Relation to Computers

For programming languages, parsing expressions in infix notation is complex. It will also need to know operator precedence and associativity rules. This is why compilers convert infix expressions to either prefix or postfix notation which can be easily evaluated using stacks without needing parentheses.

For example, the expression A + B - C in infix notation is converted to A B C - + in postfix notation or + A - B C in prefix notation.

How humans see and computers see expressions?

Reading postfix and prefix notation is just to execute the operations in the order they appear. Just execute the operation on the next two operands you see.

But in case of programming languages, after the tree structure is built, the operands are just pushed onto a stack and when an operator is encountered, the required number of operands are popped from the stack, the operation is performed, and the result is pushed back onto the stack.

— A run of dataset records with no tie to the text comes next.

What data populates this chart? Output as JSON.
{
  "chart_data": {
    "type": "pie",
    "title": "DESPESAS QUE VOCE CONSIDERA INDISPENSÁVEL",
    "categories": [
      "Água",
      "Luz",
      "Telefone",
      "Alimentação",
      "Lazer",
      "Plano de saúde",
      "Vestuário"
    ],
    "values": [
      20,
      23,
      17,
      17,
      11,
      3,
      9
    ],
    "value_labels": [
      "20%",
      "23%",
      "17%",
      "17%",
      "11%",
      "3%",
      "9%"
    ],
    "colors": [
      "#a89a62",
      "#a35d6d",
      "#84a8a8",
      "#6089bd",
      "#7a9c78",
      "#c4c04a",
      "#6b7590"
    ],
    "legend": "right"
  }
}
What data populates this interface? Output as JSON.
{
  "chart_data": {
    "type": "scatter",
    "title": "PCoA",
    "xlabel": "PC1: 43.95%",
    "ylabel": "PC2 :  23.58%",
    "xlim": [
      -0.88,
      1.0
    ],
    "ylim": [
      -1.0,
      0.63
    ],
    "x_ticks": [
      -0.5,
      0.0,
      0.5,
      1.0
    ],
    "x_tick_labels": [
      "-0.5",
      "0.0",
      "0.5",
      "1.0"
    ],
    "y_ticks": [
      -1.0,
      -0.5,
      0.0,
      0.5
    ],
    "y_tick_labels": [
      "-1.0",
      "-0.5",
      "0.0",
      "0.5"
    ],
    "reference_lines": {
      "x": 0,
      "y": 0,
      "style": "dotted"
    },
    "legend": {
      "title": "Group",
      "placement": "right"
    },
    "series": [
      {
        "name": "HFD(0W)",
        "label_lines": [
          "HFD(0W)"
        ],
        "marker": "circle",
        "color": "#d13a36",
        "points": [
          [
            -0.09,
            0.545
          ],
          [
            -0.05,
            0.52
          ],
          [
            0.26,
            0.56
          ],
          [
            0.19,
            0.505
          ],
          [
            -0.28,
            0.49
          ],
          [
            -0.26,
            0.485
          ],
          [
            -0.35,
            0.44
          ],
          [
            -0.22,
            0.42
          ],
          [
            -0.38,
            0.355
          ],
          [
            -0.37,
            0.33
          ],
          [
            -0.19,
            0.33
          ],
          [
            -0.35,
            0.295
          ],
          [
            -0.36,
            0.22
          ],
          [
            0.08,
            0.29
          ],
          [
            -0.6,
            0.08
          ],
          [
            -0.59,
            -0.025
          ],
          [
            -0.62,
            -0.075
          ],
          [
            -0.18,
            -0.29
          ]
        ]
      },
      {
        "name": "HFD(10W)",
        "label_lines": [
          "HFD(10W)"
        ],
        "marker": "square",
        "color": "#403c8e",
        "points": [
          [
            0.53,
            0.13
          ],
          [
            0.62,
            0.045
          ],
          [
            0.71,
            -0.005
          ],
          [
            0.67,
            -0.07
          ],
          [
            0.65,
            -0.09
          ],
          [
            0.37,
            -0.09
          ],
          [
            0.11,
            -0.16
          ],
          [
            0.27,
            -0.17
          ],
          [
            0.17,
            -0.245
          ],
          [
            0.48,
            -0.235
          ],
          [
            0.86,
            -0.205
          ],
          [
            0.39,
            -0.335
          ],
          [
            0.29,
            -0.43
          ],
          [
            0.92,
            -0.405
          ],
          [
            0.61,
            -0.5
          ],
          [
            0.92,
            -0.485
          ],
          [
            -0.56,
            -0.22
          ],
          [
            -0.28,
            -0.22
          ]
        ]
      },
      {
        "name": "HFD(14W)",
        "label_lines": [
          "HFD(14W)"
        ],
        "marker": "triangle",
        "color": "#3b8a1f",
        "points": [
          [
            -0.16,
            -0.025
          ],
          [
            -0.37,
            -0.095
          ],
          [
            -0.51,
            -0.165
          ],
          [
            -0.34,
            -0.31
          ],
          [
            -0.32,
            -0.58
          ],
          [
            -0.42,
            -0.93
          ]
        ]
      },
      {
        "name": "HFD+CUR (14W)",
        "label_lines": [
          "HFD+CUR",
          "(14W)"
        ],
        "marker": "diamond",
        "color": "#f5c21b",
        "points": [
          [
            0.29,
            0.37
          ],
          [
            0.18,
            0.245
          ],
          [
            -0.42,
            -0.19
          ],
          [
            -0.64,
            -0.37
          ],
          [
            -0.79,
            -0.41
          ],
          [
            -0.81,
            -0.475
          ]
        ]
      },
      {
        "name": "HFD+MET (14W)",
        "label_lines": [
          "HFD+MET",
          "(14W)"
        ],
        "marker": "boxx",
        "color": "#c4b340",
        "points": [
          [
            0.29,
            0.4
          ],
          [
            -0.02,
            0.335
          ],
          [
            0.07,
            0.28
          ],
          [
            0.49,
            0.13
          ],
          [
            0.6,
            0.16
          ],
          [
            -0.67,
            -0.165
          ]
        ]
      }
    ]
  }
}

In this example, stack has A, B, C and in this sequence. Then - operator is encountered, B and C are popped, B - C is calculated and result is pushed back. Then when + operator is encountered, A and (B - C) are popped, A + (B - C) is calculated and result is pushed back.

In this case, it's easy for the computer to evaluate the expression.

converting expression tree to mathematical notations

In programming languages like Java, the expression is first parsed into an expression tree. Then the expression tree can be traversed in different orders to get different notations. Normally into postfix notation so that the entire expression can be pushed into stack.